(Originally, I intended to publish this letter on July 11th, but like everything else in life, it has fallen through the cracks and sat in my drafts folder. Here you go! Another letter is one its way Monday!)
I am writing this letter days before you will receive it. I’ve cleared one corner of our long dining room table to make room for my computer. There are people filing in and out of the house, and my daughter complains of the constant screech of tape.
I just looked up and glimpsed a man carrying two large Rubbermaid totes on his back. I might otherwise feel guilty for this privilege of watching others pack and load all of our belongings into the large moving truck parked on our quiet Toronto street, but closer to the truth is that I feel relief: relief that my part is done—for now, at least—and the baton is now passed to others.

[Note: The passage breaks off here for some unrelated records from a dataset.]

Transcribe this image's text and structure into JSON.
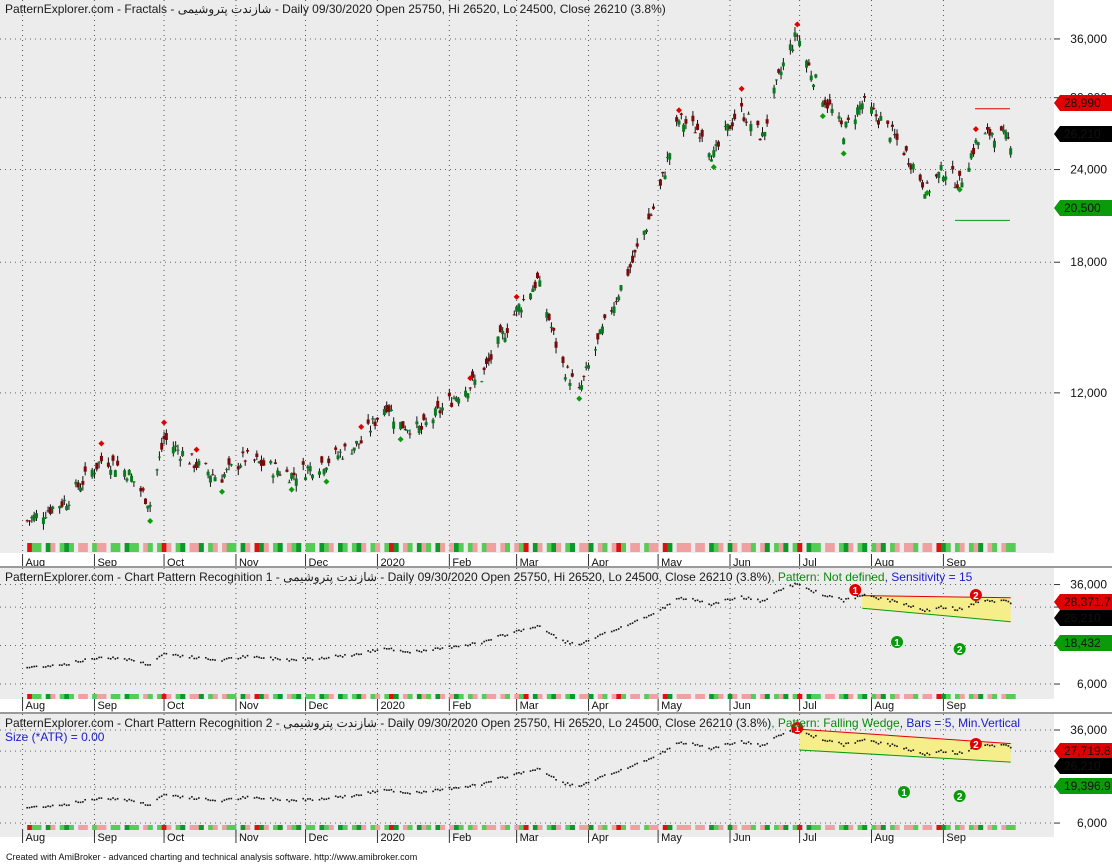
{
  "footer": "Created with AmiBroker - advanced charting and technical analysis software. http://www.amibroker.com",
  "months": [
    "Aug",
    "Sep",
    "Oct",
    "Nov",
    "Dec",
    "2020",
    "Feb",
    "Mar",
    "Apr",
    "May",
    "Jun",
    "Jul",
    "Aug",
    "Sep"
  ],
  "colors": {
    "up": "#0a7a1f",
    "down": "#7a0a0a",
    "red": "#e00000",
    "green": "#0a9a0a",
    "wedge": "#f5ee8a"
  },
  "panes": [
    {
      "title": "PatternExplorer.com - Fractals - شازندت پتروشیمی - Daily 09/30/2020 Open 25750, Hi 26520, Lo 24500, Close 26210 (3.8%)",
      "yticks": [
        "36,000",
        "30,000",
        "24,000",
        "18,000",
        "12,000"
      ],
      "badges": {
        "top": "28,990",
        "last": "26,210",
        "bottom": "20,500"
      }
    },
    {
      "title": "PatternExplorer.com - Chart Pattern Recognition 1 - شازندت پتروشیمی - Daily 09/30/2020 Open 25750, Hi 26520, Lo 24500, Close 26210 (3.8%)",
      "pattern": ", Pattern: Not defined",
      "extra": ", Sensitivity = 15",
      "yticks": [
        "36,000",
        "24,000",
        "12,000",
        "6,000"
      ],
      "badges": {
        "top": "28,371.7",
        "last": "26,210",
        "bottom": "18,432"
      }
    },
    {
      "title": "PatternExplorer.com - Chart Pattern Recognition 2 - شازندت پتروشیمی - Daily 09/30/2020 Open 25750, Hi 26520, Lo 24500, Close 26210 (3.8%)",
      "pattern": ", Pattern: Falling Wedge",
      "extra": ", Bars = 5, Min.Vertical",
      "subline": "Size (*ATR) = 0.00",
      "yticks": [
        "36,000",
        "24,000",
        "12,000",
        "6,000"
      ],
      "badges": {
        "top": "27,719.8",
        "last": "26,210",
        "bottom": "19,396.9"
      }
    }
  ],
  "wedge_markers": [
    {
      "pane": 1,
      "label": "1",
      "color": "red"
    },
    {
      "pane": 1,
      "label": "2",
      "color": "red"
    },
    {
      "pane": 1,
      "label": "1",
      "color": "green"
    },
    {
      "pane": 1,
      "label": "2",
      "color": "green"
    },
    {
      "pane": 2,
      "label": "1",
      "color": "red"
    },
    {
      "pane": 2,
      "label": "2",
      "color": "red"
    },
    {
      "pane": 2,
      "label": "1",
      "color": "green"
    },
    {
      "pane": 2,
      "label": "2",
      "color": "green"
    }
  ],
  "chart_data": {
    "type": "line",
    "series_name": "Close",
    "ohlc_last": {
      "open": 25750,
      "high": 26520,
      "low": 24500,
      "close": 26210,
      "change_pct": 3.8
    },
    "anchors": [
      [
        "2019-08-01",
        8000
      ],
      [
        "2019-08-20",
        8600
      ],
      [
        "2019-09-05",
        9800
      ],
      [
        "2019-09-15",
        9400
      ],
      [
        "2019-09-25",
        8500
      ],
      [
        "2019-10-01",
        10400
      ],
      [
        "2019-10-15",
        9600
      ],
      [
        "2019-10-25",
        9200
      ],
      [
        "2019-11-05",
        9800
      ],
      [
        "2019-11-25",
        9300
      ],
      [
        "2019-12-10",
        9700
      ],
      [
        "2019-12-25",
        10300
      ],
      [
        "2020-01-05",
        11600
      ],
      [
        "2020-01-10",
        10900
      ],
      [
        "2020-01-20",
        10700
      ],
      [
        "2020-02-05",
        12000
      ],
      [
        "2020-02-15",
        12600
      ],
      [
        "2020-03-01",
        15500
      ],
      [
        "2020-03-10",
        17000
      ],
      [
        "2020-03-20",
        13200
      ],
      [
        "2020-03-28",
        12000
      ],
      [
        "2020-04-05",
        14000
      ],
      [
        "2020-04-20",
        18000
      ],
      [
        "2020-05-01",
        22000
      ],
      [
        "2020-05-10",
        28000
      ],
      [
        "2020-05-20",
        27000
      ],
      [
        "2020-05-25",
        25000
      ],
      [
        "2020-06-05",
        29000
      ],
      [
        "2020-06-15",
        26500
      ],
      [
        "2020-06-25",
        34000
      ],
      [
        "2020-06-30",
        36500
      ],
      [
        "2020-07-05",
        33000
      ],
      [
        "2020-07-10",
        30500
      ],
      [
        "2020-07-20",
        27000
      ],
      [
        "2020-07-28",
        29500
      ],
      [
        "2020-08-05",
        28000
      ],
      [
        "2020-08-15",
        25500
      ],
      [
        "2020-08-25",
        22500
      ],
      [
        "2020-09-01",
        24000
      ],
      [
        "2020-09-08",
        23000
      ],
      [
        "2020-09-15",
        26000
      ],
      [
        "2020-09-22",
        27000
      ],
      [
        "2020-09-30",
        26210
      ]
    ]
  }
}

I will watch this parade and make a sorry attempt at trying to understand how it is that we are here, saying goodbye.
The dining room is the official “no-pack” zone of our house. From my view of the table, I see houseplants, shampoo bottles, scissors, bubble wrap, lawn bags, a damp bath towel, a bag of dog food. It will be an act of God that gets this family and their many possessions across the border. But God, too, is in these details, and I know it. In a box I’ve packed for the new owners of our house, I’ve left lightbulbs, keys, and a letter of welcome.
“Dear ________. Although we are sad to leave, we are thrilled for you to make your new home here.” I tell them they will need to spray for boxwood caterpillars next spring. I give them the name for the local installer of the gas fireplace, informing them we’ve changed the batteries for the starter inside the unit. They may think me micromanaging, but I have been keeping this place and I hope they will keep it, too.
One of my prayers for these final days was to enjoy meaningful goodbyes—and we have. One of our closest friends asked, when we sat late into the evening on their patio, what we were holding closest to our hearts. What had God been teaching us? What truths were sustaining us?
He might have expected something a bit more cheerful than I unraveled, which I feared later sounded a lot like self-pity. I told him this was hard, that obedience was hard, that though I was sure there was joy to be found somewhere on the other side, I couldn’t see it yet. “That’s what I will pray for you then,” he said. Joy.
I’ve thought lots about joy this last year, and in fact, a chapter in my next book is devoted to joy. It’s impossible to read the Scripture and not see that joy is promised to God’s people as they follow him. Joy, of course, is not exactly as we want to define it. For Jesus of Nazareth, the path of joy led to (and beyond) a cross.
Jesus talks about joy in John 15, one of the chapters where his final words to his disciples are recorded. He knows that betrayal, that torture, that execution are ahead, each as immovable as Balaam’s stubborn donkey. Still, he is talking to them about joy. “I have loved you even as the Father has loved me. Remain in my love. When you obey my commandments, you remain in my love, just as I obey my Father’s commandments and remain in his love. I have told you these things so that you will be filled with my joy. Yes, your joy will overflow!” (John 15:9-11).
I have copied these verses into my journal on May 26th. Below them I have copied a couple of verses from Psalm 119: “Lord, you are mine! I promise to obey your words! With all my heart I want your blessings. Be merciful as you promised,” (vv. 57, 58).
Here at the dining room table, when I’m not sure what to write, I start paging through my journal, and I see these words—these immovable, stubborn donkey promises of God—and believe them. Trust them. Practice the faith that is believing trust.